Here is an Air Raid concept called “6” or four verts. Against UVA in 2018, I lost my mind about Mark Richt running set verticals with no choice route into quarters coverage. UVA dared Miami to put together a drive, and subsequently the ‘Canes scored 13 points.
Above- VT runs a choice concept. The WR pushes vertical or breaks off a hitch (this is a big part of Longo’s offense at UNC, too) based on coverage, alignment and personnel. There’s no reason to keep running vertical here into 7-10 yard cushions. But there is a reason to break off the route and catch an easy hitch, right?
Scheme on D
Long time defensive coordinator Bud Foster has rode off into retirement (and right on time with COVID and all). He’s replaced by Justin Hamilton, a former Hokie defender and a coach that’s been well traveled around the VA area at all levels of college football. Hamilton is an up-and-comer that understands the 4-2-5 defense.

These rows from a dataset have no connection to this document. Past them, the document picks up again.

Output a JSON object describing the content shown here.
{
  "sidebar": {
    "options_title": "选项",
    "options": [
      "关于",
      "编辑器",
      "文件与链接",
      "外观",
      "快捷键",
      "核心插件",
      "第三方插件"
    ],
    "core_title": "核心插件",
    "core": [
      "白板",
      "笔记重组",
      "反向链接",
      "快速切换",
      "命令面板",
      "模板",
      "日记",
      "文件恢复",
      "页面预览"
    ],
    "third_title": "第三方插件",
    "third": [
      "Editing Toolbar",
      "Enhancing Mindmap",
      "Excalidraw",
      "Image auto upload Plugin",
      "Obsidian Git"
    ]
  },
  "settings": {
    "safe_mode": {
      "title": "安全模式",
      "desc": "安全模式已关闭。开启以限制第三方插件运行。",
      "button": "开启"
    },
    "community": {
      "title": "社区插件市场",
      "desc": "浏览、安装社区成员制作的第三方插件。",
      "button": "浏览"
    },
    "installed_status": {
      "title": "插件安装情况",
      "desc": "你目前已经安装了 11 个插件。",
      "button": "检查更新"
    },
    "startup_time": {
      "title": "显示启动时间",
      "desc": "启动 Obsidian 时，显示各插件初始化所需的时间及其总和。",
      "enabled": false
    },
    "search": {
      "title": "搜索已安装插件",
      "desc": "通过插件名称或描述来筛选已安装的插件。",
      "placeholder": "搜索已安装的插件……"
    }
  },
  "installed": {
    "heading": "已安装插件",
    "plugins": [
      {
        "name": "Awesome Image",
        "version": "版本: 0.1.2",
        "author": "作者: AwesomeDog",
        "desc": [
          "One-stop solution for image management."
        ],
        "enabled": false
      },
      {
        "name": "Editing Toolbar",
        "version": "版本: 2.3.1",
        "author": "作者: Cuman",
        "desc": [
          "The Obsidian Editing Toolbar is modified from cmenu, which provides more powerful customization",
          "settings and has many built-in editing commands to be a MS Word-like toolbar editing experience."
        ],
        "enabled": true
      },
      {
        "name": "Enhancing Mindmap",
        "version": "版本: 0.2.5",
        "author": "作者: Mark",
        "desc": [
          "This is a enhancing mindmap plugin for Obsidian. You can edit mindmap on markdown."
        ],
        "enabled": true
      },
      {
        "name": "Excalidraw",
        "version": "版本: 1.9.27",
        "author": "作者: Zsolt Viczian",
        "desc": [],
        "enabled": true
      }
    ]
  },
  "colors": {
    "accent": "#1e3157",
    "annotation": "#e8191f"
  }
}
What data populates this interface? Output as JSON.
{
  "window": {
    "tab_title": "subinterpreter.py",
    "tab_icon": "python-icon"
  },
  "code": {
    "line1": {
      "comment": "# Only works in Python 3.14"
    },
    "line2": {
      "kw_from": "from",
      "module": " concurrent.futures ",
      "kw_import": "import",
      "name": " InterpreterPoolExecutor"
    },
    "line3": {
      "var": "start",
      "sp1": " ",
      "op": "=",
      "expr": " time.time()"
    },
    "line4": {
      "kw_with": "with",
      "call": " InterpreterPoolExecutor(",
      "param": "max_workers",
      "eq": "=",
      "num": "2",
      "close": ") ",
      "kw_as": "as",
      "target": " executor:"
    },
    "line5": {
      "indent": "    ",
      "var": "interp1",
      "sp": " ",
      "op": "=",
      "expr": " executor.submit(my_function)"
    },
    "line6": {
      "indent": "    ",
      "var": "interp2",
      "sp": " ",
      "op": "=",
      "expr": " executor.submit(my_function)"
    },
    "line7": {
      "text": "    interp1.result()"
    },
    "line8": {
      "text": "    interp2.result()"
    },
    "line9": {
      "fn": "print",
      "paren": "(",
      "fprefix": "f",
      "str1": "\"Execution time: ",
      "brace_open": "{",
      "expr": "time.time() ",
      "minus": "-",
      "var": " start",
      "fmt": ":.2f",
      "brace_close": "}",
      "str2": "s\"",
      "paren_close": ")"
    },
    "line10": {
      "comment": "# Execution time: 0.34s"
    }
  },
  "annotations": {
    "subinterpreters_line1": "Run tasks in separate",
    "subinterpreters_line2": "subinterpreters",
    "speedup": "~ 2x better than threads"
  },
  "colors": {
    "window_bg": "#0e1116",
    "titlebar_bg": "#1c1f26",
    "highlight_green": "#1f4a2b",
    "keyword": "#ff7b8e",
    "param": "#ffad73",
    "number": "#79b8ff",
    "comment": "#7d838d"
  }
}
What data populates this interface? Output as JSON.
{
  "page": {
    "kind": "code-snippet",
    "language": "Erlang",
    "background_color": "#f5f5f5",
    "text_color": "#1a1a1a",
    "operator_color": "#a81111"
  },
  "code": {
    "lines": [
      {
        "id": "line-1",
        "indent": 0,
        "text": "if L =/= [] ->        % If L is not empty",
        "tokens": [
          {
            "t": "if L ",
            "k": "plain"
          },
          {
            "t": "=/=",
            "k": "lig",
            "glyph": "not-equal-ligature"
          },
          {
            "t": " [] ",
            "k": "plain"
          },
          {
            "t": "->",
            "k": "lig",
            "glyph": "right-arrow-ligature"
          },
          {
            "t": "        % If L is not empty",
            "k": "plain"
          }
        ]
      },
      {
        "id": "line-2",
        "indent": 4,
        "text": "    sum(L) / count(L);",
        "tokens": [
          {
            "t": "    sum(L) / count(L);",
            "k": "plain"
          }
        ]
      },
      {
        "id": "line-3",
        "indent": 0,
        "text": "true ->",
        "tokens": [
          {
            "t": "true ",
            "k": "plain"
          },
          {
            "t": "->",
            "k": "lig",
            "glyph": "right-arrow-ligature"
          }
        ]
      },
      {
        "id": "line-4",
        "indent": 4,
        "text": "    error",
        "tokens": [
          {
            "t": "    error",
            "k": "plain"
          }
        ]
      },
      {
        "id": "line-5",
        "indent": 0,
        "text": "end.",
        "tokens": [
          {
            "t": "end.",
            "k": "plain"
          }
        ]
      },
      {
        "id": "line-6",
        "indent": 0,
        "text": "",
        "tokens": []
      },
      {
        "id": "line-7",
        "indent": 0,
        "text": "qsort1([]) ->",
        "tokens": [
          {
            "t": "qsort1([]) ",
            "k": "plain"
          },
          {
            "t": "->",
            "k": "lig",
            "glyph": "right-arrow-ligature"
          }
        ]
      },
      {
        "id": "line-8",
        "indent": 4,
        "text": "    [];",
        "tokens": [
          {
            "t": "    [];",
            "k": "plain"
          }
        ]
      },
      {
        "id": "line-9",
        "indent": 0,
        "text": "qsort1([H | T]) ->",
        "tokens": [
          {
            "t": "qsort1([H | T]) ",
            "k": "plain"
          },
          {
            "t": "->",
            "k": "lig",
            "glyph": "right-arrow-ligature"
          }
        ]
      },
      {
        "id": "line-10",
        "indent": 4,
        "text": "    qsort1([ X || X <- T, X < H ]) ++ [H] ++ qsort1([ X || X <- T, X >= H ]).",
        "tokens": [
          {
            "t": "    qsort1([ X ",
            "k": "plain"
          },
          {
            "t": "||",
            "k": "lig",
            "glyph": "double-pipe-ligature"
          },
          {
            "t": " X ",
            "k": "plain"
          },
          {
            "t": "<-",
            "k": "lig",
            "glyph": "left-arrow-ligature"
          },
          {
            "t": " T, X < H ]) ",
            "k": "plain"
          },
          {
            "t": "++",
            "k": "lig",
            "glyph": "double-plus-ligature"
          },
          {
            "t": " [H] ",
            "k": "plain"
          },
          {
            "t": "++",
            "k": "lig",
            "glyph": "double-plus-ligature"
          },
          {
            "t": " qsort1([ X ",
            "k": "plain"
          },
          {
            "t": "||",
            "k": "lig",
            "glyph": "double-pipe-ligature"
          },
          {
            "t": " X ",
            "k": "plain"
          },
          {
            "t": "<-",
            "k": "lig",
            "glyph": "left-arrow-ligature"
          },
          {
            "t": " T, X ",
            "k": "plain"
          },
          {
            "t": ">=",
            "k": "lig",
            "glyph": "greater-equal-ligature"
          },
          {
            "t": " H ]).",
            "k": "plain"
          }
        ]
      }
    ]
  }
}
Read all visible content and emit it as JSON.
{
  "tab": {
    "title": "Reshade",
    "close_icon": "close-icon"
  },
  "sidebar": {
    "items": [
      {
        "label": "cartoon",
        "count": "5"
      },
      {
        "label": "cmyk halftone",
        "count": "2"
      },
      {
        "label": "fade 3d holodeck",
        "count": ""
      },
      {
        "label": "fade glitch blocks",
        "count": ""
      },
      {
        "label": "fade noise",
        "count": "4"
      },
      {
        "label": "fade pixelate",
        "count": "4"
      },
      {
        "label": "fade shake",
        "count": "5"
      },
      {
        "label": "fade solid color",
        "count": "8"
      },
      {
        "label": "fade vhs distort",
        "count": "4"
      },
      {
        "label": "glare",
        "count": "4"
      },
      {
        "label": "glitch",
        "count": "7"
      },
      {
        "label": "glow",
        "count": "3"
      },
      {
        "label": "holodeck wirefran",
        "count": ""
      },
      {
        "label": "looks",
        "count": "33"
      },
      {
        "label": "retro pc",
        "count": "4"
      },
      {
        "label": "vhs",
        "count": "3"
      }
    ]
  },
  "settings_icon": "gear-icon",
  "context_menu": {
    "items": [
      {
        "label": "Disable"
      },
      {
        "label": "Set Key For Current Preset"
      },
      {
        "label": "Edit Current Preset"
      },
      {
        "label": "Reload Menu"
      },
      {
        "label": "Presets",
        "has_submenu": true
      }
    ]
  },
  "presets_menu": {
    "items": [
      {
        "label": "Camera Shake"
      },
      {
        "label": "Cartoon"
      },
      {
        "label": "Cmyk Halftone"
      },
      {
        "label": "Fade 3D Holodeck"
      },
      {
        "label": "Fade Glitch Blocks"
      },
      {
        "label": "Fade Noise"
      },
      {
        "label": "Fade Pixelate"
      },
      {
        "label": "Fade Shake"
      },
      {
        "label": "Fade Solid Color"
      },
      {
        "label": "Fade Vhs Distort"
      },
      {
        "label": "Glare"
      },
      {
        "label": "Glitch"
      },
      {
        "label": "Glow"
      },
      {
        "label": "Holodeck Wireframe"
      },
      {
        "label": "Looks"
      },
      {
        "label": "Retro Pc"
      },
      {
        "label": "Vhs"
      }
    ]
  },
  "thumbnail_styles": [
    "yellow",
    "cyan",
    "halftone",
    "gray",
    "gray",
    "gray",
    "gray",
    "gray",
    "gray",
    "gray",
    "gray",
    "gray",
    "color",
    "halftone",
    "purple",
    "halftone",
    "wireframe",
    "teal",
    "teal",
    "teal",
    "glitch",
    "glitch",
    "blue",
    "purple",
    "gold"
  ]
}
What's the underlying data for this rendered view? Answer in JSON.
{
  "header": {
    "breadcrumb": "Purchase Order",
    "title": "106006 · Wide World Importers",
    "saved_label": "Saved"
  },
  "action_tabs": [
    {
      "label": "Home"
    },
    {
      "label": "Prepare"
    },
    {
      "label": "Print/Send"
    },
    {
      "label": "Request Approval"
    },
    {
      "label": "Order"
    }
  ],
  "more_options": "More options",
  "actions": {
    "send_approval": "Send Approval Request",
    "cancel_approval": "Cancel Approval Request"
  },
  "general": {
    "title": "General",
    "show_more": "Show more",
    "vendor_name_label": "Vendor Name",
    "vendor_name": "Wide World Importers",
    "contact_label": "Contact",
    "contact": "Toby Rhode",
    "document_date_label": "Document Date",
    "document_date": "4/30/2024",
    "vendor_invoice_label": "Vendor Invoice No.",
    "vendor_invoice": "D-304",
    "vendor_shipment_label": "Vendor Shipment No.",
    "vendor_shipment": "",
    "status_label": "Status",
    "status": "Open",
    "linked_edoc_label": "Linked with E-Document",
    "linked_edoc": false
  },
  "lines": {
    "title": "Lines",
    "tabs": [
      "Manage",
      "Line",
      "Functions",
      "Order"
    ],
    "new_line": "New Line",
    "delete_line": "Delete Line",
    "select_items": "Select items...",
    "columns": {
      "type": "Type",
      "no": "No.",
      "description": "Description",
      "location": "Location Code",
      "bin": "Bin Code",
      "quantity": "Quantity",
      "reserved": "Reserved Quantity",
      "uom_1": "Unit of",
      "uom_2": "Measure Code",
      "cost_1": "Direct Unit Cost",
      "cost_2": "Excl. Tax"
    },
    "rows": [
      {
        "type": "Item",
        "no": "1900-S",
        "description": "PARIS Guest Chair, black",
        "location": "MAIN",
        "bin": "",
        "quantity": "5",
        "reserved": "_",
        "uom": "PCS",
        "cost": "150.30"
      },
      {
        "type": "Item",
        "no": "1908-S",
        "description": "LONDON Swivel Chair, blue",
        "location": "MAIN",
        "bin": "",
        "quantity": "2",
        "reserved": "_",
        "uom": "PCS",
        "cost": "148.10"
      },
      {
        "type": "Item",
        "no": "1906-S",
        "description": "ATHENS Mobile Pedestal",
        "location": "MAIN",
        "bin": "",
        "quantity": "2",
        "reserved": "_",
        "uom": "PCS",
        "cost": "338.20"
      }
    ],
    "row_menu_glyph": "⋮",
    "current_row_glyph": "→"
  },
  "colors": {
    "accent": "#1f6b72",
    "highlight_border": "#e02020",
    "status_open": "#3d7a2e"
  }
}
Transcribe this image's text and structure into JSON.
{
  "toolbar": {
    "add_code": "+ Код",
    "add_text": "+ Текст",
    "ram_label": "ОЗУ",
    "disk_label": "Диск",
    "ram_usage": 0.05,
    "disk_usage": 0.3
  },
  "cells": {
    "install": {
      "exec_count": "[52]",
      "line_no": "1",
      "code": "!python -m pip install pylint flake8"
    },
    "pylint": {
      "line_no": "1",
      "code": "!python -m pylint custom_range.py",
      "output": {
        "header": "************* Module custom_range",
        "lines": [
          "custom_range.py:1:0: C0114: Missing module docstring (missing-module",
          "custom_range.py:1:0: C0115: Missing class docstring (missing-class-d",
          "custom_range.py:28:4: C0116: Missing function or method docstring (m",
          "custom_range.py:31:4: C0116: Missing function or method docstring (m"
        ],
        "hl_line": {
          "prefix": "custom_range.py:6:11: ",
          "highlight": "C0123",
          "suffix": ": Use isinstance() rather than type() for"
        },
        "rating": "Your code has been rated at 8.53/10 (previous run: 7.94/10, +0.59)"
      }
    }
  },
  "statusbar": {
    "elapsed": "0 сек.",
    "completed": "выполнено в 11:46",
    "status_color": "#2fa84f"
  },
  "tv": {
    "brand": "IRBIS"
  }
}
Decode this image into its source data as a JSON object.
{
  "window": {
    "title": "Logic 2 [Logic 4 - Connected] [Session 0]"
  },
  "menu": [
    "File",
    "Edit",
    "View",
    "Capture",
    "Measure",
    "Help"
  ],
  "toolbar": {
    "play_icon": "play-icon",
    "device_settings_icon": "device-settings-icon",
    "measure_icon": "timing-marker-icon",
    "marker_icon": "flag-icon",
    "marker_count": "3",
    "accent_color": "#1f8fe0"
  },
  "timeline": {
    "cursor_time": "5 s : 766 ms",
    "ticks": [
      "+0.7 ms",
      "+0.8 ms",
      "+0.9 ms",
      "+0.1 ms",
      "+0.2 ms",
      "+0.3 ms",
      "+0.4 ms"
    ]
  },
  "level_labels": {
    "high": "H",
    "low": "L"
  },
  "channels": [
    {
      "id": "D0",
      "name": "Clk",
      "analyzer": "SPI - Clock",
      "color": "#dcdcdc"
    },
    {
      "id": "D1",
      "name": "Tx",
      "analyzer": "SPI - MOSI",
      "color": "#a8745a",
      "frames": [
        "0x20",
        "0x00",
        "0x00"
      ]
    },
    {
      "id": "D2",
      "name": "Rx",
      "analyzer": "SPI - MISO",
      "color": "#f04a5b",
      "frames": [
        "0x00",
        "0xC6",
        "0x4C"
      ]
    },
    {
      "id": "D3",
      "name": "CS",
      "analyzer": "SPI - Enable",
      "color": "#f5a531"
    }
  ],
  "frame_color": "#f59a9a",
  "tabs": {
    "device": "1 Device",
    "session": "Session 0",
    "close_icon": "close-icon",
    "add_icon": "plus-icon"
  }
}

Virginia Tech runs pretty standard fare in their scheme. They’ve notoriously always had an elite cornerback, but Caleb Farley chose to sit out the 2020 season and VT will have to have another man ready to step up.
How do you beat the Hokies? It’s definitely not taking slow, obviously deep shots at a team with historically great defensive back play.
You can see the spacing of the flood concept versus the concept Miami runs against this clogged up middle zone. At least force DB’s to switch responsibilities by running a rub/pick concept or a flood or slant-wheel.
Canyonero keys to victory
The first key is to learn how to defend crossing routes from tight ends and fullbacks. Obviously Fuente is going to continue going to that well until the Diaz-Baker duo proves they can stop it.
The second key is to learn how to find space against a 4-2-5 that will be mostly 2-high pre-snap. VT will roll into a 1-high cover 3 type look, too, but figure out where space is. Is it on the sideline? Is it in the middle of the field? Short? Deep? Figure it out. I trust Rhett Lashlee will.
The final key is to stop Hooker from running against you. Whether that requires the defensive ends to play more contain and less pressure oriented, or the linebackers to be more agile and less blocky that’s something that the DC has to figure out. But you can’t let Hooker gash you for big gains, especially on 3rd down.